Paper based medical care is teh sux

Getting a common medical procedure done should be easy. When paper gets involved it all breaks down. If it takes a little stimulus to make doctors less a pain in the you-know-where, I'm for it.
Written by Dana Blankenhorn, Inactive

This week my wife had to do preliminary meetings for a common procedure advocated by our company's top anchorperson. (For more on the headline go here.)

It was one of a series of meetings meant to result in a full work-up of her health, and keep her with me for many decades.

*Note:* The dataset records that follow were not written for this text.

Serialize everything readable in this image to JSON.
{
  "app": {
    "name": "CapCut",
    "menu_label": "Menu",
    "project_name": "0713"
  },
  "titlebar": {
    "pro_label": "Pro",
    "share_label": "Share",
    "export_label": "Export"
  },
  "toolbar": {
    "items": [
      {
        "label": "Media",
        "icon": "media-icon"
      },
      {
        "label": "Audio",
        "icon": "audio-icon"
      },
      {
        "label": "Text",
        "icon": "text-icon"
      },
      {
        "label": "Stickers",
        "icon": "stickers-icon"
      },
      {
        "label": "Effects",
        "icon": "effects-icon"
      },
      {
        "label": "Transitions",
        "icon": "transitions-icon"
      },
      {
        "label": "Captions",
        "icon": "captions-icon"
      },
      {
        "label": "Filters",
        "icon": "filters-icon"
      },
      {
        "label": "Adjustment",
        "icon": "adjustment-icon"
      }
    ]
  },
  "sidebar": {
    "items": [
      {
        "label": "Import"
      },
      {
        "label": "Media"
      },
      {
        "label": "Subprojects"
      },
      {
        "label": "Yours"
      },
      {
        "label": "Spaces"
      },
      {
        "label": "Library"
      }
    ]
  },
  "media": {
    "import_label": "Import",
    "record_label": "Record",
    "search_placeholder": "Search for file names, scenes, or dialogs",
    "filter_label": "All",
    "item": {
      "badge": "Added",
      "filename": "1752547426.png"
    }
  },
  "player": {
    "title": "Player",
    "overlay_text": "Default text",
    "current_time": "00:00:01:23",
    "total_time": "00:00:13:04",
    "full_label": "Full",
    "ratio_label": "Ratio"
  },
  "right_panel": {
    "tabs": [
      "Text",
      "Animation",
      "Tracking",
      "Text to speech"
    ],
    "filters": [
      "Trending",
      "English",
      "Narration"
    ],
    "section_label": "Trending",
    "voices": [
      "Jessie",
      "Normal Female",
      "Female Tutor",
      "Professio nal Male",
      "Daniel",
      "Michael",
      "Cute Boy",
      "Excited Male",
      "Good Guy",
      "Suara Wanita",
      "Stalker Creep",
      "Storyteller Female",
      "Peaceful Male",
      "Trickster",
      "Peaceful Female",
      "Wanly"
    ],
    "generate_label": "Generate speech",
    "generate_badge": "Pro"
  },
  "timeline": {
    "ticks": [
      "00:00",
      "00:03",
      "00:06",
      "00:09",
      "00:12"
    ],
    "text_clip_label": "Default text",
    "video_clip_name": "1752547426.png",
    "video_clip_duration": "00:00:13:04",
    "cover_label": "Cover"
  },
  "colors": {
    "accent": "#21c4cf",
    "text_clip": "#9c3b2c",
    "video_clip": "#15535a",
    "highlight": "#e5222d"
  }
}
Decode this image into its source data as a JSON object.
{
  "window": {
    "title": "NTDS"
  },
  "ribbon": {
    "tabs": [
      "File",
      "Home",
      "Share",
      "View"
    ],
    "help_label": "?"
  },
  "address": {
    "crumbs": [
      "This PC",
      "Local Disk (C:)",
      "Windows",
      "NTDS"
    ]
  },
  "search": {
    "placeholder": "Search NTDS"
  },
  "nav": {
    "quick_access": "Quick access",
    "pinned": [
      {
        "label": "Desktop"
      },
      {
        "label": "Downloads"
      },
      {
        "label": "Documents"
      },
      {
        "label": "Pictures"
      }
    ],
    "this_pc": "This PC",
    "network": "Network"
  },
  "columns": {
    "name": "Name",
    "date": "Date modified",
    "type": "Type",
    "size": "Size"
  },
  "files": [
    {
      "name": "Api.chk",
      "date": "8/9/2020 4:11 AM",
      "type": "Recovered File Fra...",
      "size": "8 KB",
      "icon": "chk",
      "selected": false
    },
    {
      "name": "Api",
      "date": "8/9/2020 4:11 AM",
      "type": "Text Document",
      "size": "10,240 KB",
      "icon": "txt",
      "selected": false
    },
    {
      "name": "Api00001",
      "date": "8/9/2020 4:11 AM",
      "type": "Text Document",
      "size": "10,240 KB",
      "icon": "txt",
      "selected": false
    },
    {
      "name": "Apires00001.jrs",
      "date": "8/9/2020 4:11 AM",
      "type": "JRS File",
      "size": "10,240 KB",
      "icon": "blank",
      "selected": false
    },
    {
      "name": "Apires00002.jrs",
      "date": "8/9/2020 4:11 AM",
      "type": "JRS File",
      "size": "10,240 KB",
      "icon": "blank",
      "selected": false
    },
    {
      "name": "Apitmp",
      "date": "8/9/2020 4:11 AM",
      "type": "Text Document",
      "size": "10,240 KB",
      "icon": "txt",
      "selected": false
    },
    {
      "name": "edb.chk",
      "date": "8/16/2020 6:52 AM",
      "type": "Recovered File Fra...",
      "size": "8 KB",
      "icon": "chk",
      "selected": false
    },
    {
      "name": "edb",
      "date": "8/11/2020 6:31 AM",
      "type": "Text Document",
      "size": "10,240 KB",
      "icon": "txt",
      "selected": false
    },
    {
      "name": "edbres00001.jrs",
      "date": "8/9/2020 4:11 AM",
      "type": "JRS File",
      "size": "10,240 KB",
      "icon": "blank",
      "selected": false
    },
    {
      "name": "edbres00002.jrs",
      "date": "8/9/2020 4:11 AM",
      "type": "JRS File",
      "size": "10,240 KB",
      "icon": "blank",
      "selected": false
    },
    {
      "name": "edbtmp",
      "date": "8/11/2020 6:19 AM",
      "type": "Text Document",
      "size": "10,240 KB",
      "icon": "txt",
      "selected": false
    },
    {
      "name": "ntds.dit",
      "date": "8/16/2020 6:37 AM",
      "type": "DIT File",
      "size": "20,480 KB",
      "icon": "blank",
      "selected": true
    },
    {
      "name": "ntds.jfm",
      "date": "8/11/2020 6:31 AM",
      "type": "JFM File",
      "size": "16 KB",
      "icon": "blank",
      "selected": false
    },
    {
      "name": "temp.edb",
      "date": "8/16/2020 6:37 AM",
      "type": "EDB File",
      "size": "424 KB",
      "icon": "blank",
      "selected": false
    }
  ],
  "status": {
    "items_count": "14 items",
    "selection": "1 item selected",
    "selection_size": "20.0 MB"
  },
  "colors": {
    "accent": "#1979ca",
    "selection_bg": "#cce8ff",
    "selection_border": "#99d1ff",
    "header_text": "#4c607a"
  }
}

Most of the meetings went well. Our internist is associated with a hospital that has a full EMR system. Most of the day she breezed in, they had her information on file, the meeting was quick, and everyone knows what happens next, both medically and financially.

But all that changed when she hit the office of the doctor recommended for said anchor-approved procedure.

"They gave me this immense paper form, as though they had never heard of me," she complained over dinner. "It even wanted my bank account numbers."

I suppose she could have walked out and either not gotten the procedure or gone back another day to another doctor. But she was already taking a day off from work and decided to press on.

The doctor turned out to be very old-fashioned, with severe pre-procedure requirements I did not have to go through. Not only did she come out feeling humiliated, but the doctor then faced a big bill for having his staff put that paper form on to a computer and interface it with the payment system.

Many doctors are proud they are not electronic. They are not the main beneficiaries of the move to Electronic Medical Records (EMRs), why should they pay the bill for it? Had my wife had a bad meeting with a doctor who had an EMR, she might have been able to switch that day. What about customer control?

But doctors who resist the move to computerized records seem unaware of the cost and hassle their intransigence places on everyone else in the value chain -- insurers, hospitals, and (most of all) patients.

Getting a common medical procedure done should be easy. You should be able to go in, be known to the doctor, have your consultation, get the procedure, and walk away.

When paper gets involved it all breaks down. I know the issue is who pays as opposed to who benefits. I know doctors don't want to learn a new system.

But that's what the health IT part of the stimulus is really all about, and where the benefits really are. If it takes a little stimulus to make doctors less a pain in the you-know-where, I'm for it.